The least practiced interval and why you should practice it

If I were to ask you the commonest melodic interval in today’s commercial music what would you guess? Well, with just listening to the radio for 10 minutes, I declare the clear winner to be: nothing. Or in MOVES notation: =0.

The word “unison” is the default term used for this interval that isn’t one, even though it’s a term borrowed from polyphony. It means two or more voices singing the same note at once. It feels kinda wrong to use it to refer to repeated notes.

And calling them repeated notes is not to say you have to repeat them the same way each time.

So today let’s look at this non-interval that rules the pop charts and learn what it has to tell us. In fact, it can be used in a multiplicity of ways, to express different things. So let’s see some of them.


It helps you as a musician to build certainty, without which you can never have charisma. It may seem silly to point this out, but it is the one interval that someone with no musical ear at all can be sure to get right on a piano. Should you therefore despise it? Not at all! The quality of certainty is a key ingredient of successful music and stage presence, and is a great foundation to start building from.
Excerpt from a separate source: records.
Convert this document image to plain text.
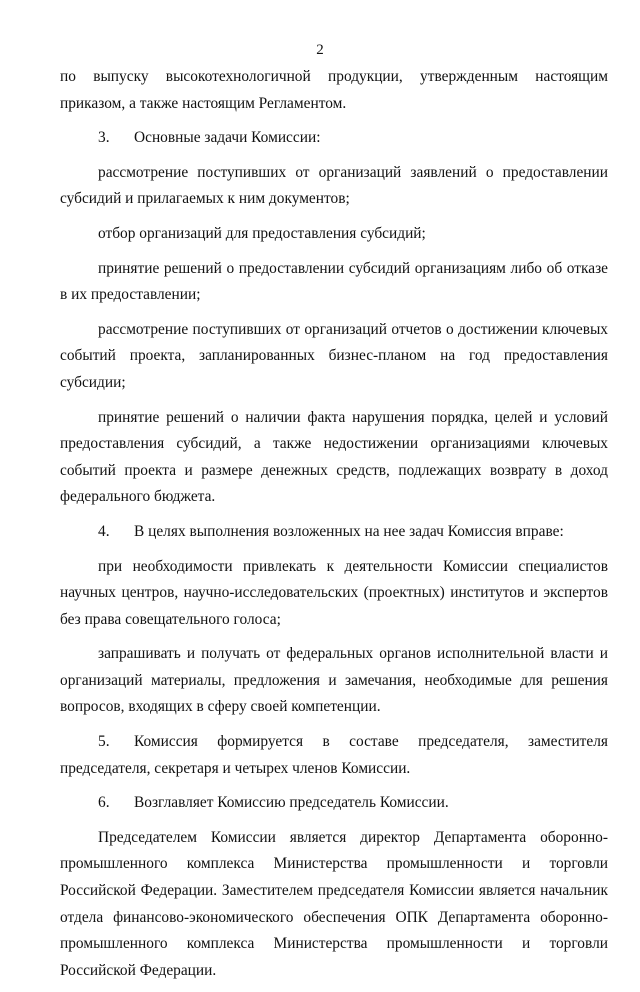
2

по выпуску высокотехнологичной продукции, утвержденным настоящим приказом, а также настоящим Регламентом.

3. Основные задачи Комиссии:

рассмотрение поступивших от организаций заявлений о предоставлении субсидий и прилагаемых к ним документов;

отбор организаций для предоставления субсидий;

принятие решений о предоставлении субсидий организациям либо об отказе в их предоставлении;

рассмотрение поступивших от организаций отчетов о достижении ключевых событий проекта, запланированных бизнес-планом на год предоставления субсидии;

принятие решений о наличии факта нарушения порядка, целей и условий предоставления субсидий, а также недостижении организациями ключевых событий проекта и размере денежных средств, подлежащих возврату в доход федерального бюджета.

4. В целях выполнения возложенных на нее задач Комиссия вправе:

при необходимости привлекать к деятельности Комиссии специалистов научных центров, научно-исследовательских (проектных) институтов и экспертов без права совещательного голоса;

запрашивать и получать от федеральных органов исполнительной власти и организаций материалы, предложения и замечания, необходимые для решения вопросов, входящих в сферу своей компетенции.

5. Комиссия формируется в составе председателя, заместителя председателя, секретаря и четырех членов Комиссии.

6. Возглавляет Комиссию председатель Комиссии.

Председателем Комиссии является директор Департамента оборонно-промышленного комплекса Министерства промышленности и торговли Российской Федерации. Заместителем председателя Комиссии является начальник отдела финансово-экономического обеспечения ОПК Департамента оборонно-промышленного комплекса Министерства промышленности и торговли Российской Федерации.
It helps you build intensity, a key ingredient of a great Gospel shout. Used by all Gospel musicians and anyone influenced by them from Elvis Presley to Junior Walker.


Repeated notes act as springboard to other intervals. They give you time to get your next move spot on. When moving from your note to your next note try repeating your note while you center yourself in readiness for the following move.

Landing stage

The word scale comes from the Latin or Italian word for a ladder. So let your repeated notes serve as landings between flights of stairs. Give yourself time to catch your breath for the next stretch. In concrete terms you might want to mark time on one note so as to save the next step up for a strong beat or up-beat.


It works for people. It gets through to them. Why do you think it is the commonest interval in pop music? It is the foundation of rap. To feel this idea, take the nearest paragraph of text and play it on your horn as if speaking through it.

Saying NO

It lets you say NO, NO, NO when someone tries to get you into rehab.

It rocks

It can rock you in crotchets (quarter notes) as in Chubby Checker’s Let’s Twist Again, or in quavers (eighth notes) as in

=0   (+2   =0)  (=0 =0) (=0 =0) (=0 =0) (+1=0) (=0 =0) (=0 -5) (> +2) >
that Geor-gia’s al-ways  on  my  my my  my my  my  my  my  my    mind

or in combination, playing with the prosody of the text:

(=0 =0) (> =0) +3    =0       =0 (=0 =0) (-1   =0) (=0 =0) (=0 =0) (=0 -2) >
un-  til__    the  sun comes up  o-   ver   San-ta   Mo- ni-  ca  Bou- le- vard


Its pedigree goes all the way back to Gregorian chant and beyond. Use it to find peace in your heart.


It gives listeners a break from a lot of +25 and -23 moves. Coltrane’s track Offering on the album Expression goes from one extreme to the other, creating contrasts with explosive emotional power. Pentatonic scales played with repeated notes (as in the fifth measure  here) provide solace after the jarring dissonance that went before.


Excerpt from “Offering” from the 1967 album “Expression” by John Coltrane

The takeaway

Notice that I mentioned nothing about getting your notes even, or working up to superhuman speed or practising triple-tonguing. Part of the charm of Charles Lloyd’s triplets on Memphis Green is how he messes up on the head. Like singing in the shower.

So all this information is useless if it doesn’t help you enrich your playing. I hope you will try out all these ways of repeating notes, and work them into your playing, in all their different aspects.